Quindi, secondo te, porre delle limitazioni alle componenti non servirebbe?
“No. Una volta con i freni tradizionali quando pioveva impiegavi tre metri in più a fermarti rispetto ad ora coi freni a disco. Con gli avanzamenti tecnologici, la sicurezza per noi è maggiore, la si compromette staccando sempre all'ultimo, volendo stare sempre davanti e creando così situazioni di stress. È così anche il mondo di tutti i giorni dove si è sempre più stressati. Nel nostro caso sta a noi usare la testa e rischiare di meno quando non ce n'è bisogno”.
Tu personalmente quindi, più che mettere dei limiti al peso delle biciclette o a determinate componenti, regolamenteresti meglio i finali o determinate situazioni di corsa?

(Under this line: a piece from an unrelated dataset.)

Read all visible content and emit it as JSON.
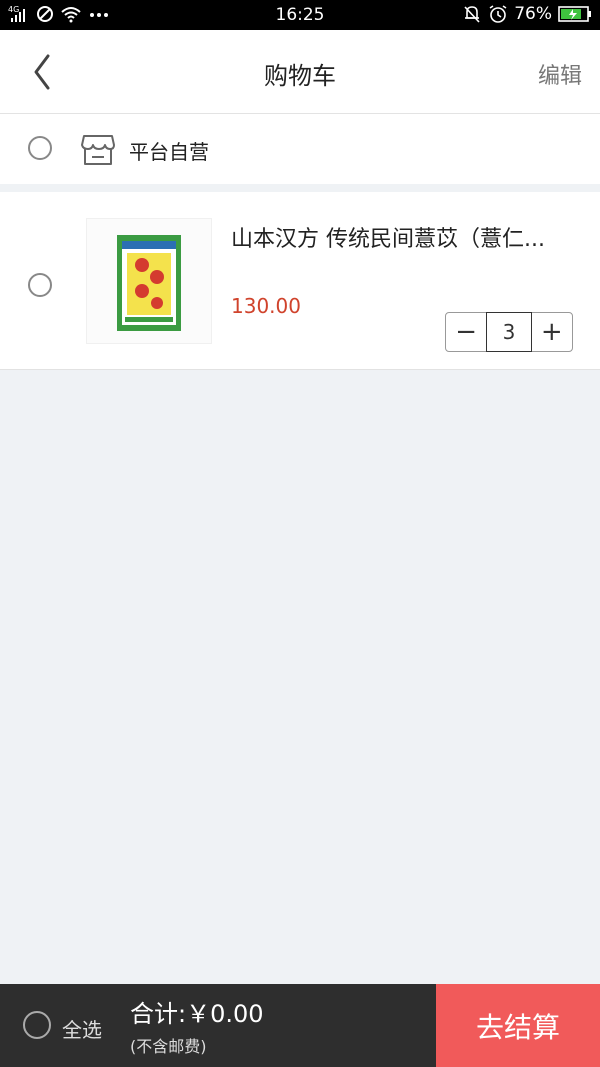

“È difficile fare una cosa del genere perché sono i corridori che fanno la sicurezza. Se, ad esempio, siamo in volata e, anche se non c'è spazio, un corridore si vuole infilare lo stesso (perché deve tirare la volata al compagno piuttosto che fare lo sprint in prima persona per un piazzamento) e causa una caduta non puoi farci niente. Abbiamo spesso visto cadute in trentesima posizione: come fai a limitarle? Se i corridori stessi non hanno la testa e non frenano quando dovrebbero a che serve mettere delle regole? Io penso che tutti si impegnino per trovare sempre più sicurezza ma è chiaro che anche noi abbiamo una bella fetta di responsabilità per cui sono dell'idea che, quando non serve, bisogna tirare i freni”.
In termini di responsabilità, in questo inizio di stagione vi sono stati casi in cui gli organizzatori non sono stati esenti da colpe: situazioni come quelle capitate all’Etoile des Besseges come si evitano a tuo avviso?

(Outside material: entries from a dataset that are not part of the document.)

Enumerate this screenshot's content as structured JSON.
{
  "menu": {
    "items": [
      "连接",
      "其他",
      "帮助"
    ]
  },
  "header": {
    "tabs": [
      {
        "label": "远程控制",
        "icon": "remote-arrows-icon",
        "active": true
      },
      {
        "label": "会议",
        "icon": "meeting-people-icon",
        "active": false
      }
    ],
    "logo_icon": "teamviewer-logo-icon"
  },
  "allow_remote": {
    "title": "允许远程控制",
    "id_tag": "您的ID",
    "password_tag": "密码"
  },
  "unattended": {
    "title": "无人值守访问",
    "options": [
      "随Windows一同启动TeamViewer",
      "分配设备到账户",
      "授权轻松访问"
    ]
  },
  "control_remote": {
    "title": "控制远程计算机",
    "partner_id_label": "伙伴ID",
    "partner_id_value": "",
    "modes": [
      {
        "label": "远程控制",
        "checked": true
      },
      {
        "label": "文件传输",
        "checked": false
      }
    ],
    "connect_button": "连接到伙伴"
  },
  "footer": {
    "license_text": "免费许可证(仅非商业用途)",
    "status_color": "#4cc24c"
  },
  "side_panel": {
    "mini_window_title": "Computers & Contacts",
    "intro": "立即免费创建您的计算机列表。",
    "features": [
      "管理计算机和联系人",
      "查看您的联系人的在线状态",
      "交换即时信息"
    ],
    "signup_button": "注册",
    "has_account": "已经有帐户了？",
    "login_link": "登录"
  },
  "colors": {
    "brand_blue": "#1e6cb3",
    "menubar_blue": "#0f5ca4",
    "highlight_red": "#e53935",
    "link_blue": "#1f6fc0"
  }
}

“Si parla tanto di safety manager ma sono figure che vedi soprattutto alle corse World Tour dove, diciamo, c’è un controllo maggiore rispetto alle corse minori che sono quelle tante volte a presentare dei problemi. A mio parere, quando ci sono organizzatori che non riescono a garantire la nostra sicurezza, la corsa non dovrebbe aver luogo. So che trovare soldi e sponsor per metterle in piedi è sempre più difficile ma la sicurezza viene prima di tutto. Va bene correre ma se ci facciamo male non è un gran risultato finale”.